What I Learned From 2016

Recently I have been working on a chapter of my dissertation about polling accuracy and modeling polling error. I’ve done a big analysis on state-level Presidential polls from 2008-2016 and I will talk about that in a later post. Looking at the data from 2016 has been a chance to really dive into the data I collected over the years and reflect on what happened.

In 2016, I was a college sophomore. I was in my first mathematically based statistics class. Now I’m a third year Statistics PhD student with most of my classes completed. I’ve grown a lot as a statistician over these past four years, and I think I still have a little more growing to do. But I’ve compiled three things I’ve learned.

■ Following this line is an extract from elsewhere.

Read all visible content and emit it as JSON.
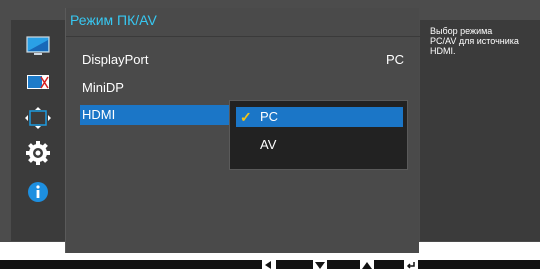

  1. Don’t forget that the general public aren’t experts
  2. Embrace Uncertainty
  3. Reflect on the Mistakes of the Past to Prevent Them in the Future

Don’t Forget that the General Public Aren’t Experts

I’ve always viewed election modeling as a pathway to public engagement and education about statistics. Still, you have to remember that not everyone knows what margin of error means or understands how to interpret a probability. Formal statistical training often focuses on the limitations of statistical modeling and how it will always have uncertainty. But people often equate statistics with mathematics as something that provides the same solution with every attempt and that it won’t be wrong. If you are going to put a model out to the public there, you need to explain it in a way that can both be understood by a non-expert, but still provide the information experts need to evaluate your model

Embrace Uncertainty

Polling and polling averages are limited in their precision. If you have an election within a point, polls will not be able to predict the winner. Models have more precision, but there are many examples of cases where they, too, are uncertain. Polling data can be limited, and elections happen once. Sometimes we can’t know who will win. Additionally, it’s hard to evaluate probability predictions because there is only one 2020 presidential election. It is important to be open about the uncertainty in your model and the potential for error.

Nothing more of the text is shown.